On Saturday, April 20, 2013, at approximately 6:30 A.M., Officer Rick Rodden was on general patrol when he observed a vehicle speeding on Constitution near Marshall St. He initiated a traffic stop, and the lone male occupant of the vehicle initially exited, then returned to his vehicle to obtain his license.
While Officer Rodden was standing in front of the suspect vehicle, the suspect placed the vehicle in drive, and began driving off, striking Officer Rodden. Officer Rodden returned to his patrol car and gave chase, into the Village of Brooklyn.
At one point, the suspect drove directly at Officer Rodden’s stopped patrol vehicle, striking it on the driver side. Officer Rodden continued to pursue the suspect and vehicle, back to the suspect’s residence in Brooklyn, where the suspect exited his vehicle and began advancing on Officer Rodden, in an aggressive manner. Officer Rodden deployed his Taser, and after a brief struggle, and with the assistance of a Columbia firefighter that was in the area, the suspect was subdued and arrested.
The suspect, a 47 year old resident of Brooklyn, was transported to the Jackson County Jail where he was lodged on a variety of charges.

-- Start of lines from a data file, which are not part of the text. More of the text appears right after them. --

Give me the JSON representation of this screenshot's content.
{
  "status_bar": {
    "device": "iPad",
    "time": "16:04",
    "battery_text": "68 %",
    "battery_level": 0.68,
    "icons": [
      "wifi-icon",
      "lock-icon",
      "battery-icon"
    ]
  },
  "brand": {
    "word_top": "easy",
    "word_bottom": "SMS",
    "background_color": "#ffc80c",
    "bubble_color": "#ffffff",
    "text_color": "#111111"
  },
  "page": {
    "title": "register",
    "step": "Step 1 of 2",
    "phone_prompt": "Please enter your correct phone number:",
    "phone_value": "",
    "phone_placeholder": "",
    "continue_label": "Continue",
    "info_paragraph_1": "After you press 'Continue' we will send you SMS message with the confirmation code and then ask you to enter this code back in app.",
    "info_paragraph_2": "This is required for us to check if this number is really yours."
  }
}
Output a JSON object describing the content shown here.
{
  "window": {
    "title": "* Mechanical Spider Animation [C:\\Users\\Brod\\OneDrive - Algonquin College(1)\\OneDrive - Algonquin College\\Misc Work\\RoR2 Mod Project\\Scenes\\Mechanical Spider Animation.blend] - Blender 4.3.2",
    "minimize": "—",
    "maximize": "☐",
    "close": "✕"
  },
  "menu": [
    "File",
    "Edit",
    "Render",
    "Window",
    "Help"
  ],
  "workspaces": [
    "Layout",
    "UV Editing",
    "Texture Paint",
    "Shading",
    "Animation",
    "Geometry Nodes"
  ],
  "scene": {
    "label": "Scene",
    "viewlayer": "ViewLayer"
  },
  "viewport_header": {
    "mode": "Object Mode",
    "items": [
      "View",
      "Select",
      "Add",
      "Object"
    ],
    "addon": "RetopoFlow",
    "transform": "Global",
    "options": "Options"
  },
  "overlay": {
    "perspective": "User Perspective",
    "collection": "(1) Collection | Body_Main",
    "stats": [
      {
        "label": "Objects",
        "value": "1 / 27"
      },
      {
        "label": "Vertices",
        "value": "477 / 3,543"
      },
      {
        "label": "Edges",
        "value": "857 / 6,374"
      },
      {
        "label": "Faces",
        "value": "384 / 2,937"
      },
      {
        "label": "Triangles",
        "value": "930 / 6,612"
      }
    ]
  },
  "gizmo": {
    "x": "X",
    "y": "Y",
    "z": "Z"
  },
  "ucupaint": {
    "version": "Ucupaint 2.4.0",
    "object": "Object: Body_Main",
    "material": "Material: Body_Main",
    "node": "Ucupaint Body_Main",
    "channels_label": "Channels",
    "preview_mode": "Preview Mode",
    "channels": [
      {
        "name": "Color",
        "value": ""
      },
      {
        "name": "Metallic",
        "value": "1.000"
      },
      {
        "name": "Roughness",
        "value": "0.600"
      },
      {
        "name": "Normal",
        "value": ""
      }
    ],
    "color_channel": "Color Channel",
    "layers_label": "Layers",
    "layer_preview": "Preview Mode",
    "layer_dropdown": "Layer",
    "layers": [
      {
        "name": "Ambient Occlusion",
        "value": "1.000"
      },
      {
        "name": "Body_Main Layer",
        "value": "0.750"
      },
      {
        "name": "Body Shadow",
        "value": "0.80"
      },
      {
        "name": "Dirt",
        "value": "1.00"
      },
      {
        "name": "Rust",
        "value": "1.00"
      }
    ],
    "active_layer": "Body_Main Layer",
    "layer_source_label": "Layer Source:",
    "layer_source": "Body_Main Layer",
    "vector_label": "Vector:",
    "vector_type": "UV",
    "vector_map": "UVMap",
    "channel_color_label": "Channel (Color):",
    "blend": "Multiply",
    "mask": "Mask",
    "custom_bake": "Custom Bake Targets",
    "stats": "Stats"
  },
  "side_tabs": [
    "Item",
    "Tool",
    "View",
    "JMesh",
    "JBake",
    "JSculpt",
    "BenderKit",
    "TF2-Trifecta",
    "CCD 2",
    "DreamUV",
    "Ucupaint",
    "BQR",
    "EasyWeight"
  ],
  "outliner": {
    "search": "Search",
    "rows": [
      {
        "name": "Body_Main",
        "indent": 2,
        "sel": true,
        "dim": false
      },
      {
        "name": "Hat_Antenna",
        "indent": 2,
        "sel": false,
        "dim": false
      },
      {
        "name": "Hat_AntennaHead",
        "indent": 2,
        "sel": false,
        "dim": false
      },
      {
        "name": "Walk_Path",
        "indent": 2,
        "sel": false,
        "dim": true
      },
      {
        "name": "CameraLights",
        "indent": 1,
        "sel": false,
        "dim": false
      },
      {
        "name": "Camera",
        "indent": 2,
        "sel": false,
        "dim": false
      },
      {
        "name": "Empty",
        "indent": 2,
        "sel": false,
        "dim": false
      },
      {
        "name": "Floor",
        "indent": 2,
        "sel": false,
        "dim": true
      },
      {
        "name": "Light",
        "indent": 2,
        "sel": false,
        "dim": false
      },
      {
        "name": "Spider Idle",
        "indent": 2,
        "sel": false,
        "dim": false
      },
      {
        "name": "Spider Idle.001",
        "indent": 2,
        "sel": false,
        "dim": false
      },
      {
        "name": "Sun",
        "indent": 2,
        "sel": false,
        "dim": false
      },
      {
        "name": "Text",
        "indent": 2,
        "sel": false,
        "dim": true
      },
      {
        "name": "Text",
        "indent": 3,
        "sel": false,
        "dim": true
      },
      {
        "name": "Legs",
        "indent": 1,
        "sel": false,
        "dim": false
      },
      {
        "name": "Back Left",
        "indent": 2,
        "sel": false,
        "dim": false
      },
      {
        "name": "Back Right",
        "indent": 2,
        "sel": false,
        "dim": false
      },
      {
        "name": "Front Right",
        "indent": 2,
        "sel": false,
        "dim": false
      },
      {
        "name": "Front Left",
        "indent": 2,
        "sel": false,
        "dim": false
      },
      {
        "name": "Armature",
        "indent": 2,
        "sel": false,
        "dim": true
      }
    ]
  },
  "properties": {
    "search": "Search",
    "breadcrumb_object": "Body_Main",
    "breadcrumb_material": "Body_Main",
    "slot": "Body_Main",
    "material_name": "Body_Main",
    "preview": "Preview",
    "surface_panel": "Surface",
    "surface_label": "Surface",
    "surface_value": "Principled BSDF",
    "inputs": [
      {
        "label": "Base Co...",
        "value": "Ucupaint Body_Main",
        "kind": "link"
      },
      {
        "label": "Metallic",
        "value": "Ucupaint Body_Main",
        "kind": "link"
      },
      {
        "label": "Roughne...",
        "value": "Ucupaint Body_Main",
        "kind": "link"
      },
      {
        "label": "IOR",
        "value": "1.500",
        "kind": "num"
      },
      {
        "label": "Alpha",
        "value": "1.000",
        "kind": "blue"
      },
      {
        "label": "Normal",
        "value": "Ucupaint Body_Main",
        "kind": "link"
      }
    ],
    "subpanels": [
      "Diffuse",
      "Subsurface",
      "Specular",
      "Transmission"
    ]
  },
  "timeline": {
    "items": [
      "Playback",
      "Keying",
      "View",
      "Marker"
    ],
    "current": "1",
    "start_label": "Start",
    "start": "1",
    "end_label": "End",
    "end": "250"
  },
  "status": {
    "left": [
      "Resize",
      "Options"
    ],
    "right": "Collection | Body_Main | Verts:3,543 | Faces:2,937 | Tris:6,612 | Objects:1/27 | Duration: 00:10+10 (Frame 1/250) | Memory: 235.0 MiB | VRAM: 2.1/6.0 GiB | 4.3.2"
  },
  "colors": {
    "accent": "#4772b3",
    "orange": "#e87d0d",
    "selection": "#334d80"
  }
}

The report has been reviewed by the Jackson County Prosecutor’s Office, and the suspect has been charged with Assault With a Dangerous Weapon, Assaulting a Police Officer, 3rd Degree Fleeing and Eluding, and Malicious Destruction of Police Property. All of the charges are four or five year felonies.
Officer Rodden is seeking treatment from the strike by the suspect’s vehicle. The Columbia Township patrol car was towed to the office, and will be repairable, with damage estimated at $2,000.00.
The Jackson County Sheriff’s Department assisted by handling the accident report for the damaged patrol car. A Blackman-Leoni Officer also responded to the initial call for assistance, and also assisted by transporting the suspect to Jail.
This incident is one example of the daily risks faced by officers, especially those working the outer-reaches of the County, typically as one-man patrols.